RICOEUR, Paul. Temps et récit I. Paris: Éd. du Seuil, 1983.

Apologias ao relato

  • A questão do estatuto narrativo da historiografia nunca constituiu diretamente um problema da epistemologia das ciências históricas, permanecendo subentendido que o relato seria uma forma de discurso elementar demais para satisfazer as exigências de cientificidade do modelo nomológico, sendo o surgimento das teses narrativistas fruto da conjunção entre a fragmentação da noção de explicação e uma reavaliação das capacidades de inteligibilidade próprias do relato.
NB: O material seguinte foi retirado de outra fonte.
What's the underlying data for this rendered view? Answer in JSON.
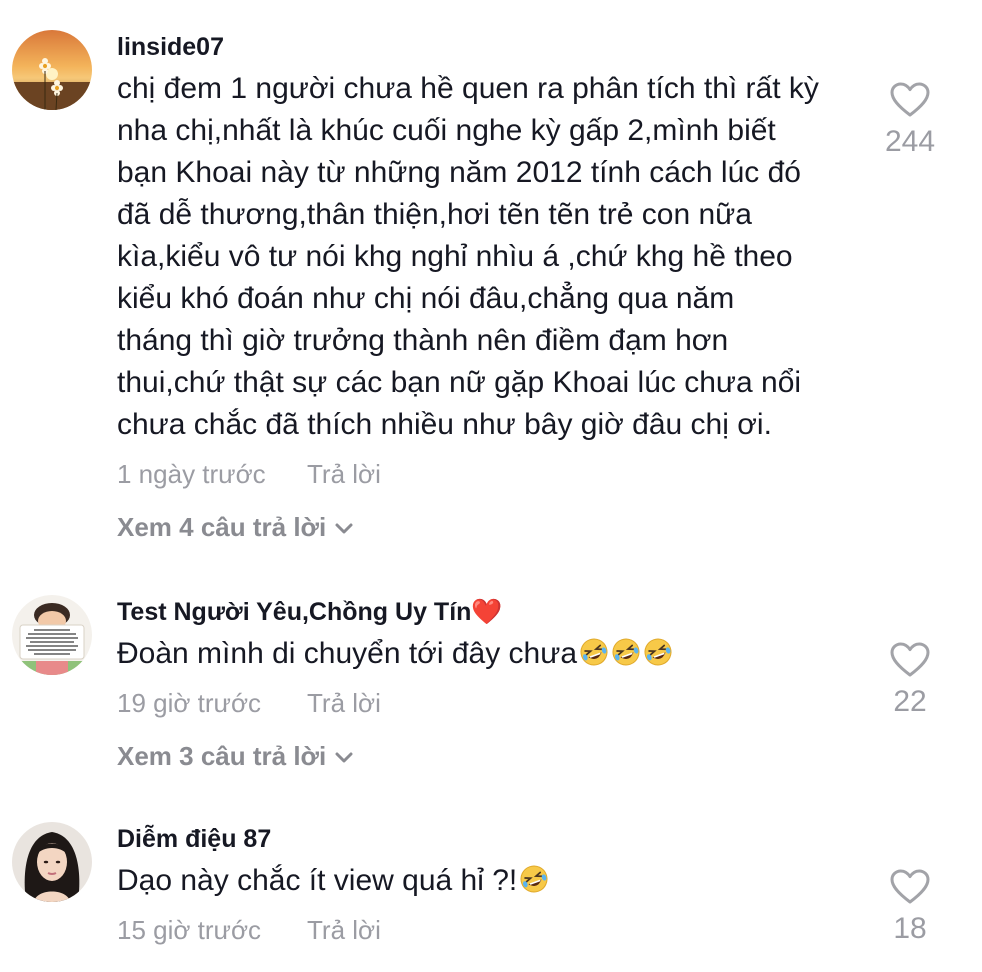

O estilhaçamento do modelo nomológico

Uma explicação sem legalidade: William Dray

  • Diante das duas táticas de enfraquecer o modelo nomológico e de apoiar-se no esforço dos historiadores para elevar sua disciplina ao estatuto de ciência, William Dray discerne no descompasso entre o modelo e a metodologia histórica efetiva o sintoma de um erro de base na construção do próprio modelo.
  • A obra de Dray, Laws and Explanation in History, testemunha a crise do modelo nomológico ao abrir três frentes relativamente descontínuas: a crítica que dissocia explicação de lei, o plaidoyer por uma análise causal irredutível à subsunção sob leis, e a exploração de uma explicação por razões, todas presididas pela convicção de que as explicações históricas formam um conjunto logicamente heterogêneo.
    • A tese negativa segundo a qual explicar não implica recorrer a leis apoia-se nas oscilações entre modelo forte e modelo fraco entre os partidários do modelo de subsunção, mostrando-se que este não é condição nem suficiente nem necessária dos eventos explicados, como ilustram o exemplo do grelamento de um motor e o diálogo hipotético sobre a impopularidade de Luís XIV, cuja explicação completa exigiria uma lei a um único caso, o que equivale à ausência de lei propriamente dita.
    • Duas conclusões emergem dessa crítica: a noção de acontecimento único deve ser entendida relativamente ao nível de precisão escolhido pelo historiador, e não como tese metafísica sobre particulares radicalmente dissemelhantes, sendo o historiador interessado nas diferenças entre o acontecimento estudado e outros da mesma classe; e a explicação das diferenças relaciona-se mais ao julgamento, à maneira de um juiz que pesa argumentos contrários, do que à dedução.
  • A análise causal, tratada no capítulo IV, constitui alternativa relativamente independente ao modelo de subsunção, sustentando Dray que os historiadores usam legitimamente expressões causais sem que estas se reduzam à aplicação de uma lei causal, consistindo a análise causal numa espécie de concurso entre candidatos ao papel de causa submetidos a uma prova indutiva de necessidade real e a uma prova pragmática de seleção entre condições.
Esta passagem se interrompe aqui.